А после я ее проводил до комнаты, и мы попрощались как старые друзья.
***
Проигрыватель я всё-таки отдал в ремонт Иркиному часовщику. Мужик оказался удивительно дотошным и обстоятельным, хотя руки у него заметно дрожали, явно со вчерашнего похмелья. Взяв аппарат, он тут же осмотрел его со всех сторон, покачал головой и задумчиво цокнул языком.
– Вещица-то серьёзная, – протянул он с уважением, ощупывая тяжёлый деревянный корпус. – С такими аппаратами я раньше работал, давно, это починить можно. Но аванс не помешал бы…
Я только усмехнулся и покачал головой:
– Утром стулья – вечером деньги. Или вечером стулья – утром деньги, как там у классиков-то?
– Вечером деньги, утром стулья, – с готовностью поправил меня часовщик, но я не уверен, что сказал он правильно. – Будет всё путём, не волнуйся. Я с такими вещами ещё в советские времена дело имел. Радиолюбителей у меня знакомых море – любую редкую запчасть достанут, будь спок.
Он бодро кивнул. На всякий случай я пообещал, что деньгами не обижу, если всё будет сделано по-человечески. Его лицо сразу просветлело и стало куда более оптимистичным.
Часовщик не соврал. Буквально на следующий день аппарат был готов. Когда я забрал проигрыватель, он выглядел так, будто вообще не встречался с Иркиным вином и палёной проводкой. Тяжёлый, надёжный и солидный, он снова занял своё законное место под полкой с винилом в комнате общаги.
Я осторожно поставил его ровно в то же место, подключил провода к колонкам и аккуратно уложил на вращающийся диск одну из пластинок. Опустив тонарм, я мягко прижал иглу к поверхности винила и замер в ожидании.
Сначала раздался тихий, еле слышный треск, словно игла осторожно пробиралась сквозь старые дорожки пластинки, потом послышалось характерное шипение, а затем, постепенно набирая громкость, из колонок полилась музыка.

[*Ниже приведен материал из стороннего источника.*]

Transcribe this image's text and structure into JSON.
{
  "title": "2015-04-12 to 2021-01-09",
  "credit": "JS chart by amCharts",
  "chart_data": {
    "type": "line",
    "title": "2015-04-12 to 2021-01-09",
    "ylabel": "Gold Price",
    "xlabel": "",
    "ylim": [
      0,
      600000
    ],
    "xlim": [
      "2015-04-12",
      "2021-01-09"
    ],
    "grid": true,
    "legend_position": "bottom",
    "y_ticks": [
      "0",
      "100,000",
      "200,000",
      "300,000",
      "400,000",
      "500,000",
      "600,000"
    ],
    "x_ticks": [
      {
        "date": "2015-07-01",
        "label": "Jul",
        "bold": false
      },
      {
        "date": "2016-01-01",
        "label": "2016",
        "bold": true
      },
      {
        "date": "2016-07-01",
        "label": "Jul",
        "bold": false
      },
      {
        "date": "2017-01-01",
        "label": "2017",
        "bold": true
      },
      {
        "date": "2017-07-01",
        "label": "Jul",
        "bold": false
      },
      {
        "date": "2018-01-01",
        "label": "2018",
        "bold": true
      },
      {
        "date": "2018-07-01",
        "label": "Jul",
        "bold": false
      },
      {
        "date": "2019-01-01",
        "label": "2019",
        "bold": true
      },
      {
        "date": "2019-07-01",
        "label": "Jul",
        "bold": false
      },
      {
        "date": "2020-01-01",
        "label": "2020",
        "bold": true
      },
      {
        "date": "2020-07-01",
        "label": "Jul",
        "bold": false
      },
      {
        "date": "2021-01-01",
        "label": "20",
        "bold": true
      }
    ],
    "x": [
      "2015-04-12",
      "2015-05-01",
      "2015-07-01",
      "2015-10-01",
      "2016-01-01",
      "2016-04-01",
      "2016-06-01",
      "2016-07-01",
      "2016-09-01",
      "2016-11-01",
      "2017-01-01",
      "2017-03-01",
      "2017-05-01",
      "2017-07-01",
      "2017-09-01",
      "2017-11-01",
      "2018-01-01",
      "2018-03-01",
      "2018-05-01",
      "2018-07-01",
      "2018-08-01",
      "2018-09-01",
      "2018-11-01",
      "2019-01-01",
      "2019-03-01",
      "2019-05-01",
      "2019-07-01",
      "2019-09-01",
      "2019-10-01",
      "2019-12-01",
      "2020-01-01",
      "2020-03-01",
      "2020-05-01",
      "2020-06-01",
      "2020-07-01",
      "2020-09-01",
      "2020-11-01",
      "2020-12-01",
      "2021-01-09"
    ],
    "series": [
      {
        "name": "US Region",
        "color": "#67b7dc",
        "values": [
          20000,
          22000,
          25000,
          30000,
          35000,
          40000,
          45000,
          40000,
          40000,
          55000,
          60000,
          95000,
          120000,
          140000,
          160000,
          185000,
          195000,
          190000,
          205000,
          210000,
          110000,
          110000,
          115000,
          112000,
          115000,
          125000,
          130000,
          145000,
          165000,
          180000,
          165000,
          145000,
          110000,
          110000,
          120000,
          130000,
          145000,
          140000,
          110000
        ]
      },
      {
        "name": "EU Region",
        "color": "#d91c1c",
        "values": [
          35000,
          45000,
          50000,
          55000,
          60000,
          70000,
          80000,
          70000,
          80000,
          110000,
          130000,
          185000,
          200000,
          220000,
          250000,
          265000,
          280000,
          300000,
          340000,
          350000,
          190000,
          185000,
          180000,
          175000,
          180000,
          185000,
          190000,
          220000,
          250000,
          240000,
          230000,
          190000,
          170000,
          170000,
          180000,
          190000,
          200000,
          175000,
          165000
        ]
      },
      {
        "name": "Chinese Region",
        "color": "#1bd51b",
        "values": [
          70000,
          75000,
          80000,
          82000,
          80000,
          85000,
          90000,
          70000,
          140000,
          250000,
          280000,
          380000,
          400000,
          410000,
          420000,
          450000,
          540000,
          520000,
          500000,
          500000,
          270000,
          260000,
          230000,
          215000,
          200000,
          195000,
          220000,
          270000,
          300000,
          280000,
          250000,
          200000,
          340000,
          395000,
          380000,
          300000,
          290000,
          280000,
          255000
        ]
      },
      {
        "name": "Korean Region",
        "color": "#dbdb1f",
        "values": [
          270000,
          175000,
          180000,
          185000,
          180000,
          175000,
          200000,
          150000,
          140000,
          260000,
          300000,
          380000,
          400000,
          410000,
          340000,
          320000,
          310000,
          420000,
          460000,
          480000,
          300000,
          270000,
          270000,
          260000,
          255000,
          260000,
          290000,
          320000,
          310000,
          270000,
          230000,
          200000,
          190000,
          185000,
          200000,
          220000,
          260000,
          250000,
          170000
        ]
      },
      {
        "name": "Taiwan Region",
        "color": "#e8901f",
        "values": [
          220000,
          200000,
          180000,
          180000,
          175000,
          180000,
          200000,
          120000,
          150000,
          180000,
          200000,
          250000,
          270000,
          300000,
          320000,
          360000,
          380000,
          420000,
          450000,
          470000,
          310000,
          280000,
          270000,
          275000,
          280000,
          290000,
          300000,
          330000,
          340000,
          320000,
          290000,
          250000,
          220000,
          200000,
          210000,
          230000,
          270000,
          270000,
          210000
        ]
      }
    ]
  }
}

Звук оказался неожиданно глубоким, совсем не похожим на современные электронные устройства с их холодным цифровым звучанием. Здесь было что-то живое, будто голос исполнителя звучал не из колонок, а прямо из комнаты, словно певец и музыканты стояли рядом со мной.
Ай да часовщик! Не обманул… спасибо Ирке.
***
– Привет, болезный! – сказал я с лёгкой усмешкой, входя в просторную палату, больше похожую на гостиничный номер, чем на больничное помещение. Мажорчик наш, конечно, и здесь отличился: палата была VIP-класса, с удобствами, холодильником в углу и телевизором на стене.
– О, Макс! Здорово! – оживился Шульгин и, кряхтя от боли, попытался подняться с кровати, опираясь на костыль. Забинтованная нога неуклюже торчала в сторону.
– Да лежи уже, Джон Сильвер, – усмехнулся я, подходя ближе и пожимая ему руку. – С твоей-то ногой особо не попрыгаешь.
Я пожал ему руку, потрепал по плечу и присел рядом на стул. Николай откинулся на подушки и кивнул на огромный телевизор, где как раз шёл очередной современный боевик. Зализанный герой, больше похожий на Влада Сташевского, чем на бойца, легко расправлялся с целой бандой вооружённых до зубов головорезов, причём патроны в его пистолете, похоже, не кончались вообще.